1, 2, 3… sommeil :
quand la nuit devient un soin

À l’occasion de la Journée nationale du sommeil, le vendredi 13 mars, nous sommes allés à la rencontre de l’équipe de l’Unité Sommeil et Assistance Respiratoire (USAR) du CHAN.

Bien dormir n’est pas si simple. Les Français dorment en moyenne 7 h 30, mais plus d’un sur deux estime ne pas dormir suffisamment. Dans le même temps, de nombreuses personnes se réveillent la nuit, souvent une à deux fois, avec des difficultés à se rendormir. Un constat qui rappelle que la qualité du sommeil est devenue un véritable enjeu de santé publique.

Car le sommeil est essentiel. « Bien dormir, c’est le pilier principal de la santé et de la longévité ». C’est notamment durant les premières heures de la nuit que l’organisme récupère : production d’hormone de croissance, réparation des tissus, régulation du métabolisme… Le sommeil joue aussi un rôle dans la gestion du poids et de nombreuses fonctions biologiques.

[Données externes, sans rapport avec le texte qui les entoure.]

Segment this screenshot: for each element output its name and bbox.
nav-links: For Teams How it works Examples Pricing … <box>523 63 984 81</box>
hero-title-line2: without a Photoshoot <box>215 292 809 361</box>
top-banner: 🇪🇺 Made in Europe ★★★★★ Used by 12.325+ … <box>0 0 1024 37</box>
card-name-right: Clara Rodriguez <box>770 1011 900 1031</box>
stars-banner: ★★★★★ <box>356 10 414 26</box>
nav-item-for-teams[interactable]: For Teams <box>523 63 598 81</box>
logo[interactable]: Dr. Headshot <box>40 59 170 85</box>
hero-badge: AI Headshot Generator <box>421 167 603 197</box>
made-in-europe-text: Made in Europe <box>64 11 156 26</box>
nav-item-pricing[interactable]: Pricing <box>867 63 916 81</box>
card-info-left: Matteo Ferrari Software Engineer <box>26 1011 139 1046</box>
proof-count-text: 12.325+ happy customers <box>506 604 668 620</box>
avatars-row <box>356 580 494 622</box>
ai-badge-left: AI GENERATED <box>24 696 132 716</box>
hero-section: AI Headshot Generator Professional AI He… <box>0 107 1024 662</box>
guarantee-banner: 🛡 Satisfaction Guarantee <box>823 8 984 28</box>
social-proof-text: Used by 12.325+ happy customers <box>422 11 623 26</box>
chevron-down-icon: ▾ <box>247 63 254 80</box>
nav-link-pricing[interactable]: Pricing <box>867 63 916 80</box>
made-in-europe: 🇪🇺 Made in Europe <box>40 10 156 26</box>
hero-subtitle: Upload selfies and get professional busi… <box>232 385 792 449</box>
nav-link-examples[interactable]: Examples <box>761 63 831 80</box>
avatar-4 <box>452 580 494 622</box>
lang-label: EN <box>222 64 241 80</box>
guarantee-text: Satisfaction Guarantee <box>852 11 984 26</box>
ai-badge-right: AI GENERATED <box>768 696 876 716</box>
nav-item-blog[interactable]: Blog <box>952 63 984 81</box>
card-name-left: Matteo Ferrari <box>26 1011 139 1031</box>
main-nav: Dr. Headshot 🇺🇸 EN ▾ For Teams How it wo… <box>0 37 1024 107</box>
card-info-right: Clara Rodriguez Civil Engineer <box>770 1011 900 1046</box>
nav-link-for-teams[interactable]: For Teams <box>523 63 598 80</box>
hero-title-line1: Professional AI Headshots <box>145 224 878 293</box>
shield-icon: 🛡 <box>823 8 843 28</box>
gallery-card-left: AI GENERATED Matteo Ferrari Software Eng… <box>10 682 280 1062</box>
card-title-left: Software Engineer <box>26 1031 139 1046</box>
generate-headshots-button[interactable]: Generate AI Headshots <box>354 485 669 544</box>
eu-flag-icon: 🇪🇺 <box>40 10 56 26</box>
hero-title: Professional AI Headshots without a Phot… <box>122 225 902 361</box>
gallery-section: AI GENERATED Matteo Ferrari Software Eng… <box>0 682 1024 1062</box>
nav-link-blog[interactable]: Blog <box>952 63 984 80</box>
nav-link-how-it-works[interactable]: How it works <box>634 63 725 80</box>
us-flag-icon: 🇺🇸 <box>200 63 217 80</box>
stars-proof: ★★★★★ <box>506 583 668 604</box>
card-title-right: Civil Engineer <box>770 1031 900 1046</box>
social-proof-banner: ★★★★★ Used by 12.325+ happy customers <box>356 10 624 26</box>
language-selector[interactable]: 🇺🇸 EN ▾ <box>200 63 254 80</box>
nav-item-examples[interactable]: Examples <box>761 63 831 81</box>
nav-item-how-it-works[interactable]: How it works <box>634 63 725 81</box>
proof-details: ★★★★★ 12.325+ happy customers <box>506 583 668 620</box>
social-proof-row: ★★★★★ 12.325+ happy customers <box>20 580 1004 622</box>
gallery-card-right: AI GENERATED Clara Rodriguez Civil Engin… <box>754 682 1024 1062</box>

Au sein du CHAN, une unité dédiée prend en charge ces problématiques : l’Unité Sommeil et Assistance Respiratoire (USAR), située au 6e étage. Elle assure un rôle clé dans le diagnostic et le suivi des troubles du sommeil, en lien avec les médecins du territoire.

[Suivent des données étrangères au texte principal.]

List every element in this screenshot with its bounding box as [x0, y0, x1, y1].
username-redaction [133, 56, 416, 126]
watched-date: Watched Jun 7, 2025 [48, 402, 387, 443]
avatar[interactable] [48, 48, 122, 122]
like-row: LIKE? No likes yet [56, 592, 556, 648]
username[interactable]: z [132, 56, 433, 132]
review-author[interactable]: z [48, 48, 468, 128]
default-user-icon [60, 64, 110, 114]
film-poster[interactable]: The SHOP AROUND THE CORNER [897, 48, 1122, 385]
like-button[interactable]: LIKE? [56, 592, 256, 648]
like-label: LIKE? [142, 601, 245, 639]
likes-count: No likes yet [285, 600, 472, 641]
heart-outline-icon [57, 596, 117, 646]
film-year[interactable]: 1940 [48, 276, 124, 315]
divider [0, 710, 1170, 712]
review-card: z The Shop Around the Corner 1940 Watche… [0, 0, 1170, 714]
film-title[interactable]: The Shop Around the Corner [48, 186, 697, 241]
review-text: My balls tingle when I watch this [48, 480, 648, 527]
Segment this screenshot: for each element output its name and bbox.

Sur place, les patients peuvent bénéficier d’explorations grâce à la polysomnographie. « On installe des capteurs sur le corps et la tête de la personne. On la laisse dormir et au petit matin, on lit les résultats », explique le Dr Sylvie Jay, à l’origine du développement de cette activité au sein de l’établissement. Le service dispose de cinq chambres dédiées à ces enregistrements.

Parmi les pathologies prises en charge, l’apnée du sommeil est la plus fréquente. « Les voies aériennes se ferment, l’air passe mal, le taux d’oxygène baisse… et la personne doit reprendre son souffle », décrit le Dr Jay. Ces épisodes peuvent se répéter des dizaines de fois par heure, provoquant des micro-éveils souvent imperceptibles mais responsables d’un sommeil non réparateur, d’une fatigue chronique et de risques accrus, notamment cardiovasculaires.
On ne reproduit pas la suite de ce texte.